Every now and then I get the urge to write a thriller scene set on an airplane. I’ve long loved books and movies about dangerous, high-speed, edge-of-the-seat flying — everything from The High and the Mighty to Airport to Snakes on a Plane.* And, of course, I revere the twin titans of films about flight: The Right Stuff and Airplane.

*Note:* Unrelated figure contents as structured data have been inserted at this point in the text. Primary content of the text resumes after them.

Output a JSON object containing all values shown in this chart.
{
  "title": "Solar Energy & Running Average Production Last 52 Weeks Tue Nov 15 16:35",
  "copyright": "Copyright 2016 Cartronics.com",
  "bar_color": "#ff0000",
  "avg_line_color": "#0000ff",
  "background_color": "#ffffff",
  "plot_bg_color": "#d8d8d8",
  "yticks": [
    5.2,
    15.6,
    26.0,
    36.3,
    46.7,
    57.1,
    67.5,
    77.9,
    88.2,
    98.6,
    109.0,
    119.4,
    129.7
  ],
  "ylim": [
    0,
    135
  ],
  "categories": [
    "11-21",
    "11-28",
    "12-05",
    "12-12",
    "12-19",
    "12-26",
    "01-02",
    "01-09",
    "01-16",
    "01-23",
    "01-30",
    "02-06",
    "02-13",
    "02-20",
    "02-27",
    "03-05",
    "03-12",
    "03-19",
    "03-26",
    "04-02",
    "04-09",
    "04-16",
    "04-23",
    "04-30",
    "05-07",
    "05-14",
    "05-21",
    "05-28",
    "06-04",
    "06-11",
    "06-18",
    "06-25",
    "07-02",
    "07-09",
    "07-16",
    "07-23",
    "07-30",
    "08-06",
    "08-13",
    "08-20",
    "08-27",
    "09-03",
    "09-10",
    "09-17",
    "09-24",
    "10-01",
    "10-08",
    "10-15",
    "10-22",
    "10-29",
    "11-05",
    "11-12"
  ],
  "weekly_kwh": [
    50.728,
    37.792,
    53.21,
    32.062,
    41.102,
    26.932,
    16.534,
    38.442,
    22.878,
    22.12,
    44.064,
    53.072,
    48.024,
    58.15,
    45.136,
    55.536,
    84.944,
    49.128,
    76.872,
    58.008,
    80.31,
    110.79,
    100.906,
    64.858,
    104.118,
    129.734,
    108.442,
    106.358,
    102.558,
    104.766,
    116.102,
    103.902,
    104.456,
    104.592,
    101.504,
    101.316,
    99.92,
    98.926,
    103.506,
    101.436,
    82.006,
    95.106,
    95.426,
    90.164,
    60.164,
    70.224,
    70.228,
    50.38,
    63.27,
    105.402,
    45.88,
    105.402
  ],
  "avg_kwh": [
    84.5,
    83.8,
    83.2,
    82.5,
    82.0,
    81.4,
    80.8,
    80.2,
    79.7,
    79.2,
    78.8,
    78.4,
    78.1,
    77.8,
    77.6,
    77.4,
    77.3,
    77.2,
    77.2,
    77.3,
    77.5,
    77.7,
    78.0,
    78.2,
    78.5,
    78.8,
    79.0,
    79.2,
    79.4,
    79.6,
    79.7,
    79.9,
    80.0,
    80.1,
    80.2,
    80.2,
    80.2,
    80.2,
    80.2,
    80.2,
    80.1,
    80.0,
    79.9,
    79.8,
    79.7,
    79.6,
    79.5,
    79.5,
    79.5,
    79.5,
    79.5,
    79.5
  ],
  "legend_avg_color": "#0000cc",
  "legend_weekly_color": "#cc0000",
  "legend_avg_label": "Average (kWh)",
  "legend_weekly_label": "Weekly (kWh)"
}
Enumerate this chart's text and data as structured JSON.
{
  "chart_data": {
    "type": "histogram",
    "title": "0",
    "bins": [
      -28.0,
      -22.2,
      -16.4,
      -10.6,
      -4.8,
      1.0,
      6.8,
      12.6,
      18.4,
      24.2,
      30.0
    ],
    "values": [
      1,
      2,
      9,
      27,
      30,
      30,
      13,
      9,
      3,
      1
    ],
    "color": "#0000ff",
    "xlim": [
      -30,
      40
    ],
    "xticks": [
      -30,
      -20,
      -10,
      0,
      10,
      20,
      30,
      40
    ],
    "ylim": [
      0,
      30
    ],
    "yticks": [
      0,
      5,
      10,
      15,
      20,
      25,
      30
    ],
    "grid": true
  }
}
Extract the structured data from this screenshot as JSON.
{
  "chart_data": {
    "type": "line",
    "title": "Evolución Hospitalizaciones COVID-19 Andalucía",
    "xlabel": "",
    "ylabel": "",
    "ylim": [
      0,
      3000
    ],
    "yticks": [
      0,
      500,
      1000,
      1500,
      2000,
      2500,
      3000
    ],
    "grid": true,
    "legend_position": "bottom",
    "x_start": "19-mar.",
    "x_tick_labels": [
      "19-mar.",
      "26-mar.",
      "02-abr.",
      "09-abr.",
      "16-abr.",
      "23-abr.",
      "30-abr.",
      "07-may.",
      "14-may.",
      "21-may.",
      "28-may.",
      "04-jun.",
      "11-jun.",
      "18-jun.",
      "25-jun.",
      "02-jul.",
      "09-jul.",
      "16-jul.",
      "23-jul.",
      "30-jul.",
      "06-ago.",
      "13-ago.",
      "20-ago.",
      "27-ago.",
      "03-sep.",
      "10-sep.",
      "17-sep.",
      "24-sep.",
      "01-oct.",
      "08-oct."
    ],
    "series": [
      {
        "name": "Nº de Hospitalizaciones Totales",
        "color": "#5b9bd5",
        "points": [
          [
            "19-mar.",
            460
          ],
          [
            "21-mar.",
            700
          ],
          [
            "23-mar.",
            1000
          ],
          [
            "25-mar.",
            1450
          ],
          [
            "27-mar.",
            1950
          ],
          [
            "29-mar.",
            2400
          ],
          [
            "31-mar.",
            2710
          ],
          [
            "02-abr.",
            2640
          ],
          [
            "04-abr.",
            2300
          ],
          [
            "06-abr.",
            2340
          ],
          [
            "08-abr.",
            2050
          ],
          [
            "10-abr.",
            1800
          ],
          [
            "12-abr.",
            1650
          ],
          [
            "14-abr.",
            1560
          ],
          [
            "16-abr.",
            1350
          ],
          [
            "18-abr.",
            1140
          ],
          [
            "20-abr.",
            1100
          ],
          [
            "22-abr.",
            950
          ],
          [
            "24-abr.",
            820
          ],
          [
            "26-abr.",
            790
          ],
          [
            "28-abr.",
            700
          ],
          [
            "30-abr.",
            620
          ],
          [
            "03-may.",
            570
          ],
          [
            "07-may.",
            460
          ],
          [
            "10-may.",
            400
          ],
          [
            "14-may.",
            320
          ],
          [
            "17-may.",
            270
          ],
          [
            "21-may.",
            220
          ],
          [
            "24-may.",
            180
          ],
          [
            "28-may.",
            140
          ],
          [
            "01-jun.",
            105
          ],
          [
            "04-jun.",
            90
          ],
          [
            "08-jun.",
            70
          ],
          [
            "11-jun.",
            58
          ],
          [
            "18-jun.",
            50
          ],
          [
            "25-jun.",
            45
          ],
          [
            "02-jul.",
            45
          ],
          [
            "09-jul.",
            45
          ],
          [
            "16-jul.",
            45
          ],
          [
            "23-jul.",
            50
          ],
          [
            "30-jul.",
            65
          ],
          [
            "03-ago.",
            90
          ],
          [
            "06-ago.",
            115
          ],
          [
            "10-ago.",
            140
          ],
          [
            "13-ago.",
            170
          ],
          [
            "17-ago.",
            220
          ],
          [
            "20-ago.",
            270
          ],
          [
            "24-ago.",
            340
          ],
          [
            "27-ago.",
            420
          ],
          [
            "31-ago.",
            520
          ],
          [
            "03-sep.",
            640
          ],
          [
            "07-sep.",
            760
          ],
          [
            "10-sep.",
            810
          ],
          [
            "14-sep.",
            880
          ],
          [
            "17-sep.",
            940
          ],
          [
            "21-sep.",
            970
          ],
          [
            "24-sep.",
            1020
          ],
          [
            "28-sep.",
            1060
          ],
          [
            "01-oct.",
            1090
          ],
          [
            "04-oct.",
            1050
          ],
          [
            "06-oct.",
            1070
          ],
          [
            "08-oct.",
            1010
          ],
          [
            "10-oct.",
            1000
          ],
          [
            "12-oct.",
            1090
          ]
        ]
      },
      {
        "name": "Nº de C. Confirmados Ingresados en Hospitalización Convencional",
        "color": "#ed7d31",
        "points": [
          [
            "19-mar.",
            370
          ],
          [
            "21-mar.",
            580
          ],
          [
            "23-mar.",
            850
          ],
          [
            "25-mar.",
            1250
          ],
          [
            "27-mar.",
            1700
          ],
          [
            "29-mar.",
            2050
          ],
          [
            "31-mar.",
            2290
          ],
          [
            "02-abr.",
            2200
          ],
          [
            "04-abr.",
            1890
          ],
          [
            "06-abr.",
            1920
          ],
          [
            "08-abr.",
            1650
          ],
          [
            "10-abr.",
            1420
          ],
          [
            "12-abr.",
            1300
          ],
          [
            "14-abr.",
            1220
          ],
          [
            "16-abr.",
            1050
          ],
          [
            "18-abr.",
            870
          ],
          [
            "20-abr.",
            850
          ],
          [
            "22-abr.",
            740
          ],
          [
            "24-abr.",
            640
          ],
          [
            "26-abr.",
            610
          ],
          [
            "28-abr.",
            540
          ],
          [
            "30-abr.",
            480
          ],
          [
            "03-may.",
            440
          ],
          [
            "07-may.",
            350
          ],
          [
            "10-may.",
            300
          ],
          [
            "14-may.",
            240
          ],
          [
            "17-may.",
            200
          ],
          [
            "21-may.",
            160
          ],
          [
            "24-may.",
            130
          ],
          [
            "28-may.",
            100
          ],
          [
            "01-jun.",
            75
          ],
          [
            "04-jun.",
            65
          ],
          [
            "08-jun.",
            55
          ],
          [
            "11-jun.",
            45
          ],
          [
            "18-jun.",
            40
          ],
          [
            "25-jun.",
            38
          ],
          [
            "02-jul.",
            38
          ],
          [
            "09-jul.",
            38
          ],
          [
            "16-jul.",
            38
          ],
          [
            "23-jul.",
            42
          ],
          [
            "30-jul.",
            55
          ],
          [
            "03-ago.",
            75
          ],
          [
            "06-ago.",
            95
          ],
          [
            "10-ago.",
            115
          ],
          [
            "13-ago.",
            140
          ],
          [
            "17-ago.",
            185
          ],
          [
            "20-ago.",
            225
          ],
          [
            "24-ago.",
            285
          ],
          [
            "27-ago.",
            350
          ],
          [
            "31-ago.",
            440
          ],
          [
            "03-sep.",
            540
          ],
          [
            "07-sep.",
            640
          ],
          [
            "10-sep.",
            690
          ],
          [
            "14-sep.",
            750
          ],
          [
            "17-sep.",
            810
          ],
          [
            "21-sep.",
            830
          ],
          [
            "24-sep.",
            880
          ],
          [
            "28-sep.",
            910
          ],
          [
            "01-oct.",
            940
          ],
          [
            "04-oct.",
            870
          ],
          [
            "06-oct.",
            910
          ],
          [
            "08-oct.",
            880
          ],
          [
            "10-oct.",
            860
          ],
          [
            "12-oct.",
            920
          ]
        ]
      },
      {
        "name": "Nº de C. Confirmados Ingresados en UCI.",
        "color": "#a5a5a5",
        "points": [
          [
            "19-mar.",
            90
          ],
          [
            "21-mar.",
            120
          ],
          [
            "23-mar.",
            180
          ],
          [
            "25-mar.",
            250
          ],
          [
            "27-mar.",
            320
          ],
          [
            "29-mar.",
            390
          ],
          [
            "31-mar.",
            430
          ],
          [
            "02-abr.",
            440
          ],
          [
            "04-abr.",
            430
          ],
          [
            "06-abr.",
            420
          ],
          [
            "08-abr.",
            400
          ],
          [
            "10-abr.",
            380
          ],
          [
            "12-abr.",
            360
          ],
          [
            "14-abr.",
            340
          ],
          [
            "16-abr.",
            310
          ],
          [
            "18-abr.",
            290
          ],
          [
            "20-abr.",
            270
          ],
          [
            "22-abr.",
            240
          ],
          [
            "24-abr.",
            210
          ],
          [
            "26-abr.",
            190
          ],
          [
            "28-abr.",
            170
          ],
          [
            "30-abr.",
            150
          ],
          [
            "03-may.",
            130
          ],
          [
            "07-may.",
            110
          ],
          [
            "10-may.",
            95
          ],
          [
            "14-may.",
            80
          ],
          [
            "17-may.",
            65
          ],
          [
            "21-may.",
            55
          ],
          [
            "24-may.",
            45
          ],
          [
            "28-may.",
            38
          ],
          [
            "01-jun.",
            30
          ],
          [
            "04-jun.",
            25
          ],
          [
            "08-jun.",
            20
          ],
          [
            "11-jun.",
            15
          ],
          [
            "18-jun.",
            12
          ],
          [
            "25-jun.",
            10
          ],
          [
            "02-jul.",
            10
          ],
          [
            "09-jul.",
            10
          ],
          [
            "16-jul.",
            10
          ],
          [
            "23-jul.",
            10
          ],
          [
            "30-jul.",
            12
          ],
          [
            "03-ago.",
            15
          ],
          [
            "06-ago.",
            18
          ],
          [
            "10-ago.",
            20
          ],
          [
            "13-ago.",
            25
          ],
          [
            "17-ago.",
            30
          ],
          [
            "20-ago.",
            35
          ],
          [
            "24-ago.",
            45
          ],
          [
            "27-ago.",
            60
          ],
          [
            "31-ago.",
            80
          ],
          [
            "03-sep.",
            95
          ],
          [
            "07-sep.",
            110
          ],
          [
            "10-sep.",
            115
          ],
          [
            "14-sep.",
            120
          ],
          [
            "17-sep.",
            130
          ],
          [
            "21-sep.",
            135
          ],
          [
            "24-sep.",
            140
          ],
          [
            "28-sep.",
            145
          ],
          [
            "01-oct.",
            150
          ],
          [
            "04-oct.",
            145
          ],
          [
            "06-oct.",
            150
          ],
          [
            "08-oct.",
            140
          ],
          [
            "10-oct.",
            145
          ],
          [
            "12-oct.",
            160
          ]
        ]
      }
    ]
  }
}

Maybe I feel this way because I’ve flown so much, and generally love it. Or because, over the years, I’ve had lots of interesting experiences with commercial air travel. I used to fly from Santa Barbara on Apollo Airways, which flew planes the size of my sofa. When you checked in, they would ask, “How much do you weigh?” I’ve been on a United flight to London that had to dump fuel and return to San Francisco, where fire engines chased us down the runway. I’ve awakened at midnight over equatorial Africa, when our Virgin Atlantic A340 turned on its landing lights at 36,000 feet — and I realized we’d crossed a border into a country that had no flight radar. We were in a sky where jumbos lit themselves up in hopes that they’d see each other in time to keep from colliding. I’ve taken off from LAX, shouting, Where’s the plug for my computer? Oh my God I need to power my laptop don’t you realize I have a book due tomorrow and it’s trapped inside this motherboard and to get it out I NEED ELECTRICITY. (Note to the Husband: Thank you again for showing me that my seat included not only a life vest and oxygen mask, but an electrical outlet.)
In my books I’ve included fighter pilots — Brian Delaney and Marcus Dupree. I’ve written scenes that feature crashing helicopters and a race between an SUV and a 757 that’s traveling at takeoff velocity.
But in my wildest, twisted imagination, I have not written a scene anything close to this:
Fired Research In Motion execs ‘chewed through restraints’ on flight.
The pair seemed heavily intoxicated from the start of the flight, according to one passenger. They drank, passed out, and woke up to continue consuming alcohol and yelling at one another.
Campbell was described as a “rowdy and abusive” passenger who at one point warned that he would “off people when they left the plane,” according to the Crown prosecutor.
A flight attendant said that Campbell also lay belly-down in the aisle during the ordeal, and began kicking the floor.
This might have been the point at which the Air Canada Toronto-Beijing flight diverted to Vancouver.
One of the men “assaulted a flight attendant and threatened to punch another,” the prosecution told the court.
Crew members eventually handcuffed the two unruly passengers with plastic restraints and then with tape. But they eventually “chewed their way through their restraints.”
The men have been placed on parole and ordered to pay $72,000 in restitution. They were fired by Research In Motion, makers of BlackBerry.
What kind of teeth do you need, or how drunk do you have to be, to chew through plastic handcuffs?
*Other good books/movies about flying: Alive, United 93, The Wild Blue, Seconds from Disaster, All Fall Down, Die Hard 2, And yes, while writing this post I have checked the TV schedule to see when the next episode of Air Crash Investigation is on. If you know of other good stories about flying, please tell me.